We get VERY frustrated and my husband decides to go back to the store we bought the item from and ask them for help.  They are really nice and helpful and fax the reciept from their store.  It says it was successful. Bern calls to make sure the company received the fax.  Nope.

Bern then gets fed up and hands the phone to the store owner who proceeds to have a brief but very loud and fast conversation in Hebrew with the person on the other end of the phone.  When store guy hangs up, he says, "No problem, I will make sure you get a new washing machine in a couple of days, I'll handle it."  We are putting our faith in this person so I'll let you know what happens.  In the meantime our washing machine is sitting in the middle of our kitchen.  That would be so handy if it was really hooked up, wouldn't it?

In another milestone, we pretty much emptied out all of the boxes we could and the place is looking much more liveable.  The machsan (storage closet in the garage), however, is, um, let's just say - full.
It's kind of like those cartoons where the house is neat and clean and then you open a closet and everything falls on your head.  Kind of like that.  But hey it's in the garage so we don't have to deal with it right now!

Just a note about the weather - ok, you are already yawning, but just hold on as econd.  Someone out there must know someone who knows someone (maybe Tom Tasselmeyer?) who can tell me if I'm right or wrong that the sunshine here is brighter, glarier (is that a word?) than on the US East Coast.  Also, I love watching how the weather changes during the day.  OK, boring part over, you can wake up now.

An amusing note about our parking spot.  Not that I'm complaining because we have a covered parking spot in a country where it gets to a zillion degrees in the summer, so that's great.  But our spot, and most of the spots in our building's garage, is between two very scary looking concrete walls.  Our little rental car is not very wide and we are having issues with getting in and out of that space.  Each time, we advise each other, "Swing it more widely!"  "Back it in!" [very scary option, not used much] " "Back up the OTHER way and then turn around!" "Turn your wheel!  NO NOT THAT WAY!"  You get the idea.

Well, Shabbat Shalom AND Good Shabbos - one last story. The carpenter who came to give us an estimate this week came highly recommended.

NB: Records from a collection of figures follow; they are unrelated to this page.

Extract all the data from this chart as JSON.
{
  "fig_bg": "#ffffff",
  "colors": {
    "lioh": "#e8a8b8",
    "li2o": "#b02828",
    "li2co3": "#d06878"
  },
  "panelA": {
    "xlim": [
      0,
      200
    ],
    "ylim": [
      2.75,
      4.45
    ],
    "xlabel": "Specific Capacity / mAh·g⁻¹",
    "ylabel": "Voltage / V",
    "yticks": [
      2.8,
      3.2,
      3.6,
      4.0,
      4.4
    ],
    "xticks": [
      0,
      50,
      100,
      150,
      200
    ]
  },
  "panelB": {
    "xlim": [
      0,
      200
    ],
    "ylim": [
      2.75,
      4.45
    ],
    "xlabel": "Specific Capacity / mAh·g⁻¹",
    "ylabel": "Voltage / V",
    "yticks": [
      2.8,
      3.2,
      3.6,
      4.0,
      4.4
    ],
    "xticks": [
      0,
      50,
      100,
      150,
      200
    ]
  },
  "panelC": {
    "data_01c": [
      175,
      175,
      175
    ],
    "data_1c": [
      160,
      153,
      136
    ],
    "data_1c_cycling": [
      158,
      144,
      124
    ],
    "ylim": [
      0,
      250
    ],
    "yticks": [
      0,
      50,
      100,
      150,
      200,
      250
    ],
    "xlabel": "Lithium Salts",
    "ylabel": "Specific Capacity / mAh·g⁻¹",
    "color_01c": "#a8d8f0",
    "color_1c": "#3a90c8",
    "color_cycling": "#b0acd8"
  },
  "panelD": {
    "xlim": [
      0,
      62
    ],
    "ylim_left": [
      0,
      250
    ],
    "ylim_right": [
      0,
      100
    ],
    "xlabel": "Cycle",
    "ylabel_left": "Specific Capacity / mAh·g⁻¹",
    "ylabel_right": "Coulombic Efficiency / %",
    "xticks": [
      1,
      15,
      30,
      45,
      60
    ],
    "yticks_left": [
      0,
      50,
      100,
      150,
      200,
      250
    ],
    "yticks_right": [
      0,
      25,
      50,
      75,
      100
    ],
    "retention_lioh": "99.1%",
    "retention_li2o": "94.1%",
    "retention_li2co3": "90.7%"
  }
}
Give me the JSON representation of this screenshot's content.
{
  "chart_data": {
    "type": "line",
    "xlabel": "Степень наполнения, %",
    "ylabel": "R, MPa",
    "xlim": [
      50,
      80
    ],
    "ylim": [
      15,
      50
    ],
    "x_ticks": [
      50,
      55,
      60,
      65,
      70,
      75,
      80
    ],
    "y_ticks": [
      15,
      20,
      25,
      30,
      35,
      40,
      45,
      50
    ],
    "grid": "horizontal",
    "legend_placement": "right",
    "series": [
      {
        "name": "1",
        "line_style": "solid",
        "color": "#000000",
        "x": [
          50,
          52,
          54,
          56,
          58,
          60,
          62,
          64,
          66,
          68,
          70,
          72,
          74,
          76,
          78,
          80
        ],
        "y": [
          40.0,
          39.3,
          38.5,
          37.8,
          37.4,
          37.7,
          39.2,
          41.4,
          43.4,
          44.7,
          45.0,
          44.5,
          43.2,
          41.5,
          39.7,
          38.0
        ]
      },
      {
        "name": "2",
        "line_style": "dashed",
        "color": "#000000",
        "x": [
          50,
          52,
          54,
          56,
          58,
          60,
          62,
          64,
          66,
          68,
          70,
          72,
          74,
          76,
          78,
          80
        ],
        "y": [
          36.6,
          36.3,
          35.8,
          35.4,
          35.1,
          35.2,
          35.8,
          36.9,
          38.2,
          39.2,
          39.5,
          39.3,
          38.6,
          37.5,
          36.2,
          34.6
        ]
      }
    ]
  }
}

I had asked the local email group to recommend someone who speaks English.  His English sounded American, so we were thrilled.  Ends up he grew up on the Chabad kibbutz here and was born here but raised speaking English.  Today he called with an estimate and at the end wished me a Good Shabbos.  NOT Shabbat Shalom.  What an interesting country.

1 comment:

  1. What is it, because they can hear our foreign accents they assume we are not very smart?
    Yes, that is exactly it.

    Today he called with an estimate and at the end wished me a Good Shabbos. NOT Shabbat Shalom. What an interesting country.

    I spent Shabbat in a chareidi neighborhood this week and almost everyone said Good Shabbas, I think it was the first time I heard that since I got here.